Forty-three patients received ≥ 1 dose of AMG 160 monotherapy, of which 41 (95.3%) experienced treatment-emergent adverse events (TEAEs). In addition, 19 patients remained on treatment at the time of data analysis.

Forty-one patients experienced treatment-related AEs (TRAEs), including cytokine release syndrome (CRS; 90.7%), fatigue (44.2%), vomiting (44.2%), nausea (39.5%), pyrexia (37.2%), headache (34.9%), diarrhea (32.6%), dry mouth (30.2%), rash (27.9%), hypophosphatemia (25.6%), hypotension (23.3%), chills (23.3%), dysgeusia (23.3%), and decreased appetite (20.9%). Of note, no grade 5 events occurred and none resulted in treatment discontinuation. In total, 3 reversible dose-limiting toxicities occurred (grade 3 rash, n = 2; grade 3 gastrointestinal hemorrhage, n = 1).

CRS observed in patients was reversible and manageable. The AE was most severe in cycle 1 and was associated with fever, hypotension, transient transaminitis, nausea/vomiting, and/or diarrhea. There were no grade 4/5 CRS events or treatment discontinuations. Grade 2 CRS occurred in 26 patients (60.5%) and grade 3 in 11 patients (25.6%).

Of the 30 patients assessed for antidrug antibodies (ADAs), 6 (20.0%) had ADAs affecting drug exposure between cycles 1 and 10; however, no AEs associated with ADAs occurred.

“A number of mitigation strategies were used to improve the CRS profile of AMG 160,” Tran said. “Prophylactic mitigation was step dosing or dose priming, in which lower running doses were given prior to the maintenance target dose, which is administered every 2 weeks. Free medication with dexamethasone and prophylactic hydration with IV normal saline were also administered. These mitigation strategies appear to be effective in minimizing the risk of grade 3 serious events and serious adverse events.”

In total, 27.6% of patients had a confirmed PSA response to AMG 160. Overall, 68.6% of patients showed any PSA decline across all monotherapy dose cohorts and 34.3% of patients showed ≥ PSA50 reduction.

Among the 15 patients with measurable disease, 3 patients experienced a partial response (2 confirmed) and 8 patients had stable disease. Moreover, 44.2% of patients remained on AMG 160 at the time of data analysis, with 6 (14.0%) patients continuing treatment for ≥ 6 months.

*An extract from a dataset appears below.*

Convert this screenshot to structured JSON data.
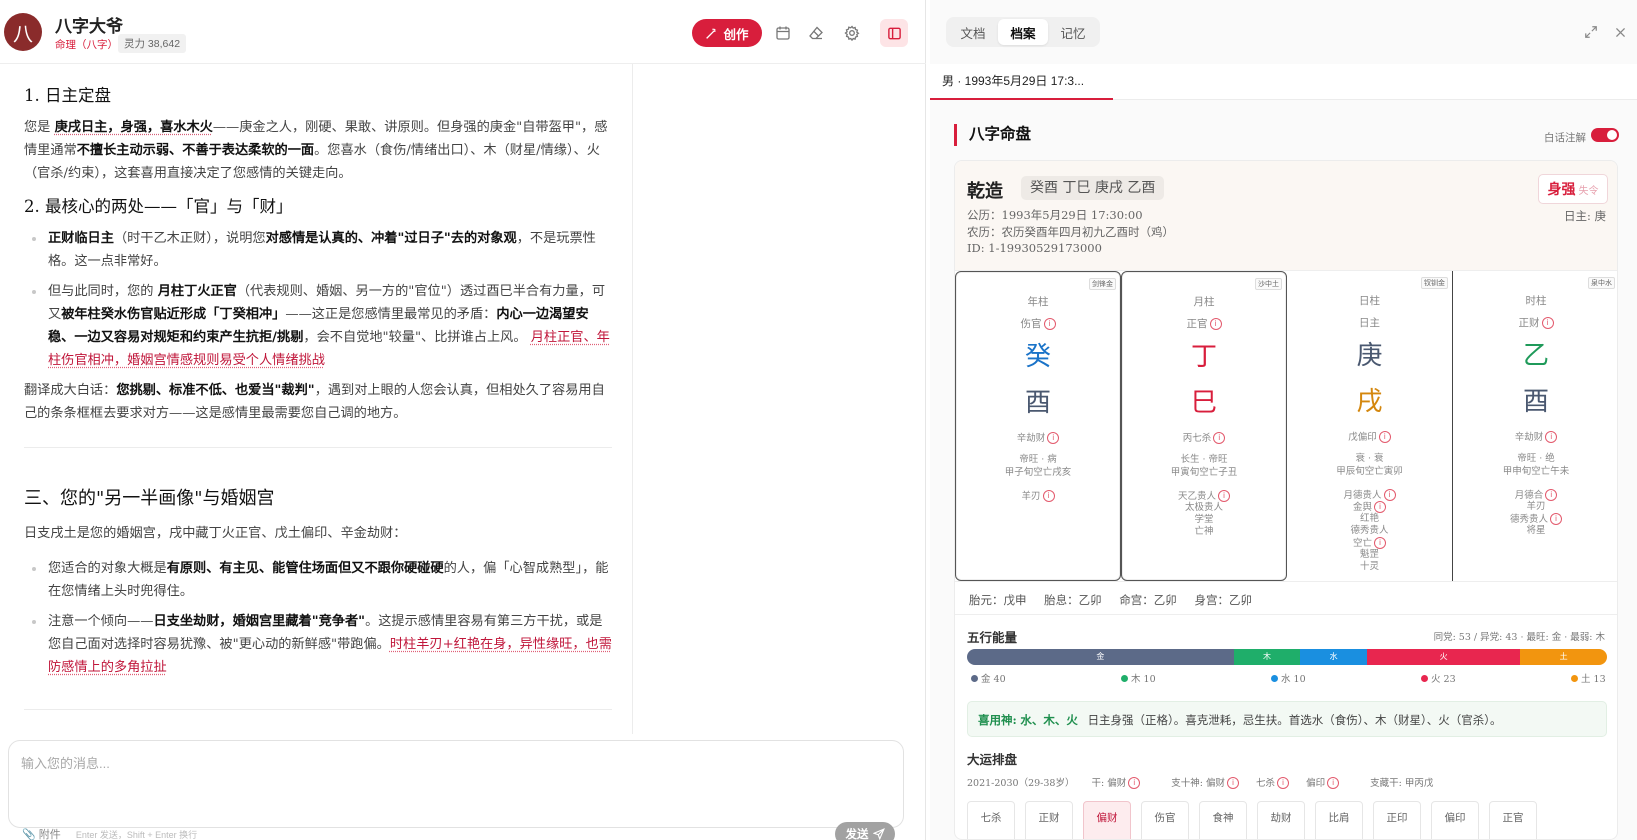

Maximum tolerated dose has not been reached and dosing optimization of AMG 160 continues. Meanwhile, the investigation of AMG 160 in combination with pembrolizumab is in progress.

Reference

B. Tran, L. Horvath, T. Dorff, et al. Results from a phase I study of AMG 160, a half-life extended (HLE), PSMA-targeted, bispecific T-cell engager (BiTE) immune therapy for metastatic castration-resistant prostate cancer (mCRPC). Presented at: 2020 ESMO Virtual Congress; September 19-21, 2020; Virtual. Abstract 609O.